Plot with ggplot

Hi, I'm trying to replicate the apple mobility plot https://www.apple.com/covid19/mobility/ with ggplot and having trouble with it. My data frame has the countries as rows and the dates a as column names.
Any help would be greatly appreciated. I tried to upload a screenshot and it didn't work

If you have the dates as columns, then you will need to reshape the data first:
https://tidyr.tidyverse.org/articles/tidy-data.html

Thanks, so I make the dates as the rows and the countries as the columns?

tidy data would have columns for country, date, value(i.e. number_of_cases), the rows would have the information that is appropriate under such headings.

No, you reshape the data to a 'long' format via e.g. tidyr::pivot_longer() such that your data looks like:

"USA", "2020-04-01", 100
"USA", "2020-04-02", 101
"Italy", "2020-04-01", 200 
"Italy", "2020-04-02", 201

maps1 %>%
pivot_longer(-Group.1, names_to = "Dates", values_to = "frequency")

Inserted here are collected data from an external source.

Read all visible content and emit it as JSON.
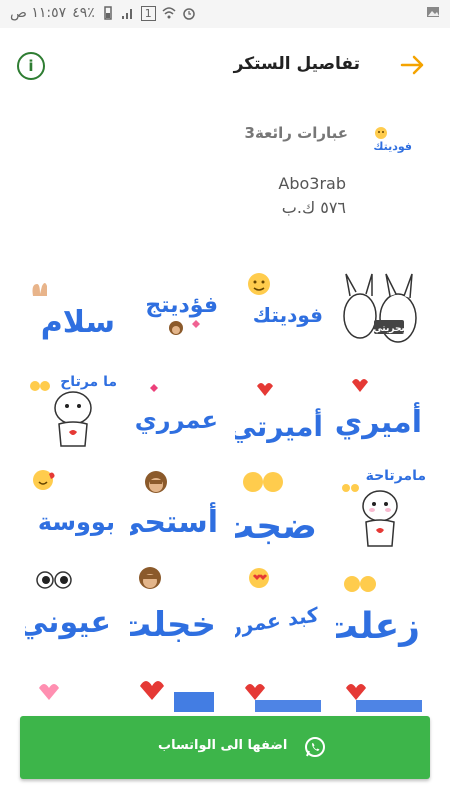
{
  "status_bar": {
    "time": "١١:٥٧ ص",
    "battery": "٤٩٪",
    "notification_badge": "1"
  },
  "header": {
    "title": "تفاصيل الستكر"
  },
  "pack": {
    "name": "عبارات رائعة3",
    "tray_label": "فوديتك",
    "author": "Abo3rab",
    "size": "٥٧٦ ك.ب"
  },
  "stickers": [
    {
      "text": "سلام"
    },
    {
      "text": "فؤديتج"
    },
    {
      "text": "فوديتك"
    },
    {
      "text": "بحريتي"
    },
    {
      "text": "ما مرتاح"
    },
    {
      "text": "عمرري"
    },
    {
      "text": "أميرتي"
    },
    {
      "text": "أميري"
    },
    {
      "text": "بووسة"
    },
    {
      "text": "أستحي"
    },
    {
      "text": "ضجت"
    },
    {
      "text": "مامرتاحة"
    },
    {
      "text": "عيوني"
    },
    {
      "text": "خجلت"
    },
    {
      "text": "كبد عمرري"
    },
    {
      "text": "زعلت"
    }
  ],
  "cta": {
    "label": "اضفها الى الواتساب"
  },
  "colors": {
    "accent_green": "#3db54a",
    "info_green": "#2e7d32",
    "arrow_orange": "#f4a300",
    "sticker_blue": "#2f6fe0"
  }
}
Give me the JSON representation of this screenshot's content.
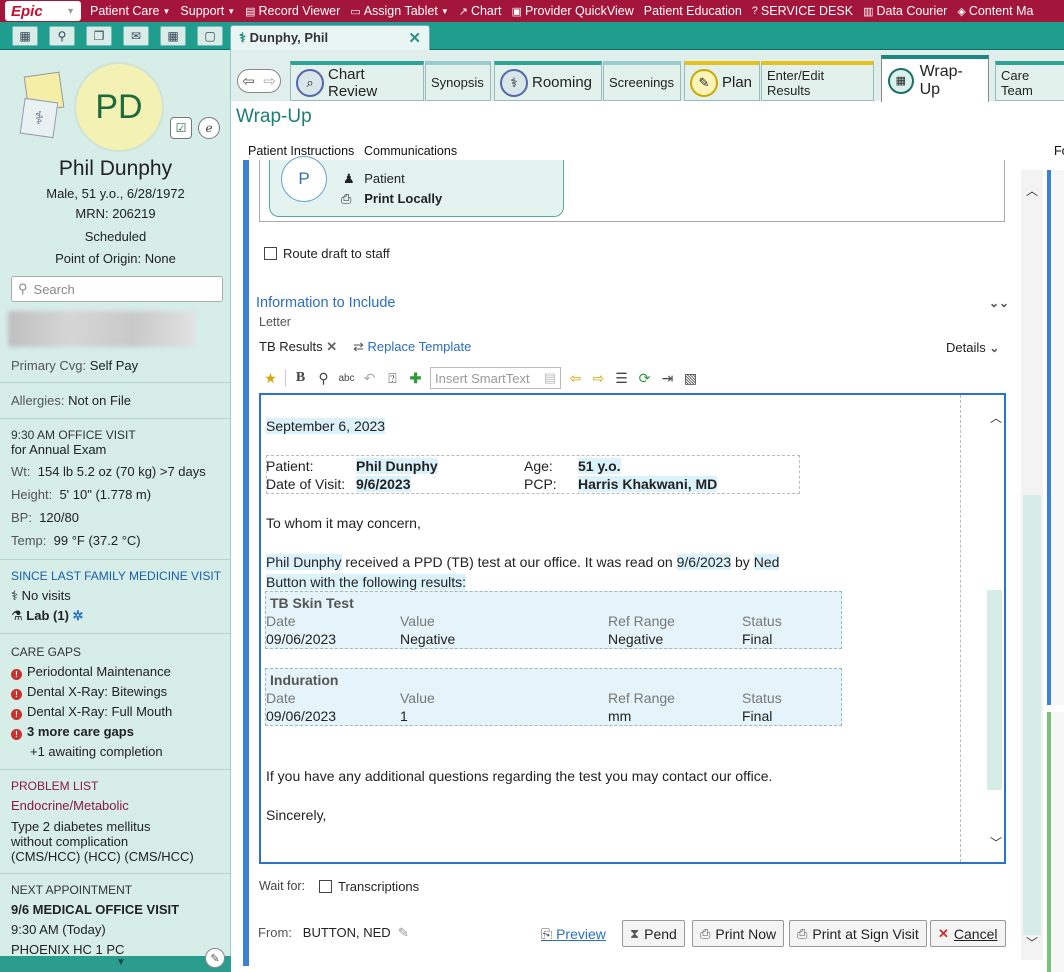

Is still returning the same data frame as there original, am I doing something wrong?

We don't really have enough info to help you out. Could you ask this with a minimal REPR oducible EX ample (reprex)? A reprex makes it much easier for others to understand your issue and figure out how to help.

If you've never heard of a reprex before, you might want to start by reading this FAQ:

Martin thanks for you advice. I have now got the data frame reshaped. I tried to add my code using datapasta package but it was giving me grief to. I've managed to plot the data using ggplot and have loads the geom_line from multiple data sets. Its all working but how do I create a legend representing each country?

If it's from multiple datasets you are making it more difficult than otherwise.
One dataset where the the country variable can be the colour mapping of the geom would be easier

How do I write that? Below is how I separated into county data frames and then plotted.
But you are suggesting that I can plot it from the original data frame?

AustraliaDataMapMobilityTransit <- subset(transitData, region =="Australia")
BelgiumDataMapMobilityTransit <- subset(transitData, region == "Belgium")
BrazilDataMapMobilityTransit <- subset(transitData, region == "Brazil")
CanadaDataMapMobilityTransit <- subset(transitData, region == "Canada")
CzechRepublicDataMapMobilityTransit <- subset(transitData, region == "Czech Republic")

ggplot()+
geom_line(data = AustraliaDataMapMobilityTransit, aes(x = Dates, y= frequency), colour = "red")+
geom_line(data=BelgiumDataMapMobilityTransit, aes(x= Dates, y = frequency), colour = "blue")+
geom_line(data=BrazilDataMapMobilityTransit, aes(x= Dates, y = frequency), colour = "yellow")+
geom_line(data=CanadaDataMapMobilityTransit, aes(x= Dates, y = frequency), colour = "black")+
geom_line(data=CzechRepublicDataMapMobilityTransit, aes(x= Dates, y = frequency), colour = "orange")


ggplot(data = transitData)+
geom_line( mapping = aes(x = Dates, y= frequency, colour = region))
1 Like

Thanks you are a legend. How do I only plot top 5 and bottom 5.

Top 5 countries and bottom 5 countries, each country has approx 100 rows and there is approx 90 odd countries in the list

how do you calculate a ranking of the counties ? i.e. you have a summarisation over their dates in mind ?

The countries are listed in order, but there is 100 entries for each country before it moves to the next Screen Shot 2020-04-22 at 10.05.50 pm

Or is there a way to specify what countries I want to include

Say I want to graph Australia, Canada,America and Russia

sorry friend, you are a little all over the place...
you can certainly filter your data on the way into your graph.
dplyr::filter() function is for that purpose.

filtered_data <- transitData %>% filter(region %in% c("Australia", "Canada"))

ggplot(data = filtered_data )+
geom_line( mapping = aes(x = Dates, y= frequency, colour = region))

This topic was automatically closed 21 days after the last reply. New replies are no longer allowed.